You probably know these medications by brand names like Advil and Motrin (ibuprofen) or Aleve (naproxen). NSAIDs work by decreasing the pesky prostaglandins that can cause cramping, which in turn can help with nausea.
If your nausea is the result of PMS or PMDD, your doctor may prescribe a type of antidepressant called a selective serotonin reuptake inhibitor (SSRI), which works by increasing the amount of the serotonin in your brain.
Birth control pills are another prescribed option that can help alleviate your pre-period queasiness. Designed to prevent pregnancy, oral contraceptives work by manipulating certain hormones in your body.
Some women rely on birth control pills to relieve other period-related woes, including:
- abnormal bleeding
- painful periods
- heavy periods
Mother Nature has a variety of options when it comes to nausea relief:
- Ginger. Pretty much the OG of natural nausea remedies, ginger can help regulate prostaglandins, offering a defense against both cramps and nausea. Some research suggests ginger can help reduce nausea and vomiting related to chemotherapy or pregnancy.
- Cinnamon. Like ginger, cinnamon can put the kibosh on prostaglandins thanks to a compound called eugenol. In addition to helping with nausea, it can reduce menstrual pain and bleeding.
- Fennel. This licorice-tasting root vegetable has anti-inflammatory properties that can alleviate period pain and nausea. Try sipping on fennel tea the next time your stomach turns sour. You can find fennel in capsule and tincture form as well.
- Aromatherapy. A 2012 study found aromatherapy to be effective at treating post-operative nausea and vomiting. Participants in the study inhaled peppermint oil or saline vapor. Like ginger and cinnamon, peppermint can suppress prostaglandins. Peppermint tea may also offer relief.
However unpleasant it may be, if your nausea is tolerable, there’s probably no need to see a doctor. But if the nausea is bad enough that you’re having trouble going about your daily life, check in with your doc.
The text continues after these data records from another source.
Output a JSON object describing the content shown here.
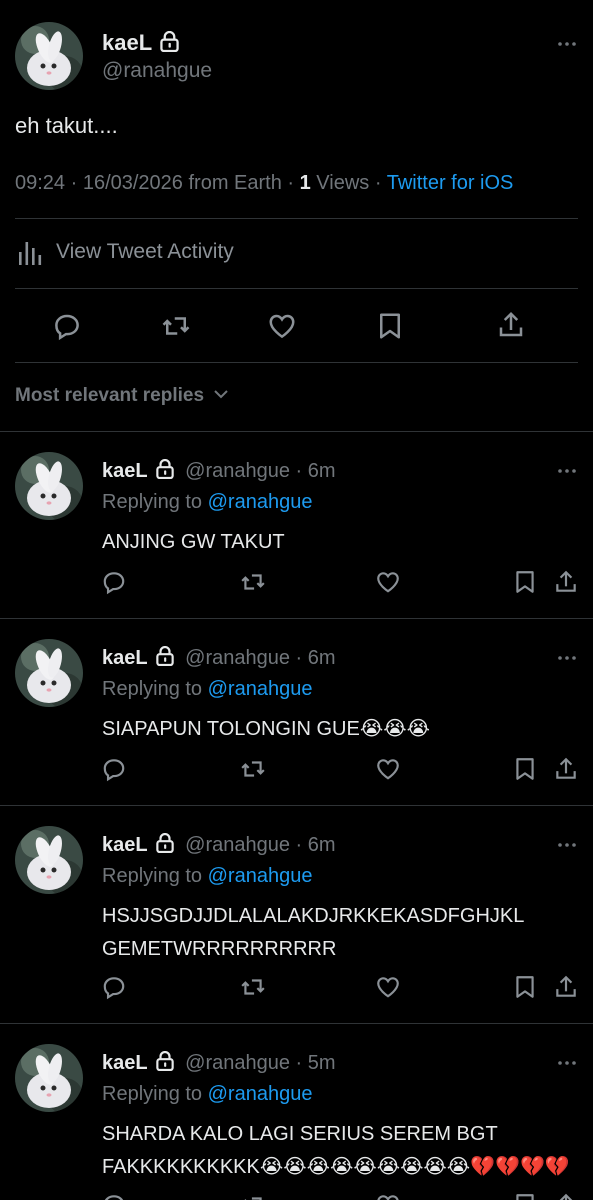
{
  "main_tweet": {
    "name": "kaeL",
    "handle": "@ranahgue",
    "text": "eh takut....",
    "time": "09:24 · 16/03/2026 from Earth · ",
    "views_count": "1",
    "views_label": " Views · ",
    "source": "Twitter for iOS",
    "activity_label": "View Tweet Activity",
    "sort_label": "Most relevant replies"
  },
  "replies": [
    {
      "name": "kaeL",
      "handle": "@ranahgue",
      "time": "· 6m",
      "replying_prefix": "Replying to ",
      "replying_handle": "@ranahgue",
      "text": "ANJING GW TAKUT"
    },
    {
      "name": "kaeL",
      "handle": "@ranahgue",
      "time": "· 6m",
      "replying_prefix": "Replying to ",
      "replying_handle": "@ranahgue",
      "text": "SIAPAPUN TOLONGIN GUE😭😭😭"
    },
    {
      "name": "kaeL",
      "handle": "@ranahgue",
      "time": "· 6m",
      "replying_prefix": "Replying to ",
      "replying_handle": "@ranahgue",
      "text": "HSJJSGDJJDLALALAKDJRKKEKASDFGHJKL GEMETWRRRRRRRRRR"
    },
    {
      "name": "kaeL",
      "handle": "@ranahgue",
      "time": "· 5m",
      "replying_prefix": "Replying to ",
      "replying_handle": "@ranahgue",
      "text": "SHARDA KALO LAGI SERIUS SEREM BGT FAKKKKKKKKKK😭😭😭😭😭😭😭😭😭💔💔💔💔"
    }
  ],
  "icons": {
    "reply": "reply-icon",
    "retweet": "retweet-icon",
    "like": "heart-icon",
    "bookmark": "bookmark-icon",
    "share": "share-icon",
    "lock": "lock-icon",
    "more": "more-icon",
    "activity": "activity-icon",
    "chevron": "chevron-down-icon"
  },
  "colors": {
    "background": "#000000",
    "text": "#e7e9ea",
    "secondary": "#71767b",
    "link": "#1d9bf0",
    "divider": "#2f3336"
  }
}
If you’re experiencing other symptoms like vomiting, diarrhea, severe stomach cramps, chills, or a fever, seek medical attention to rule out anything more serious than an impending period.
While premenstrual nausea can be uncomfortable and annoying, it’s usually nothing to worry about, and there are quite a few treatment options to choose from.
Only you know what’s normal for your body. If your nausea feels more aggressive than you’re used to, period or no period, talk to your doctor about what to do next.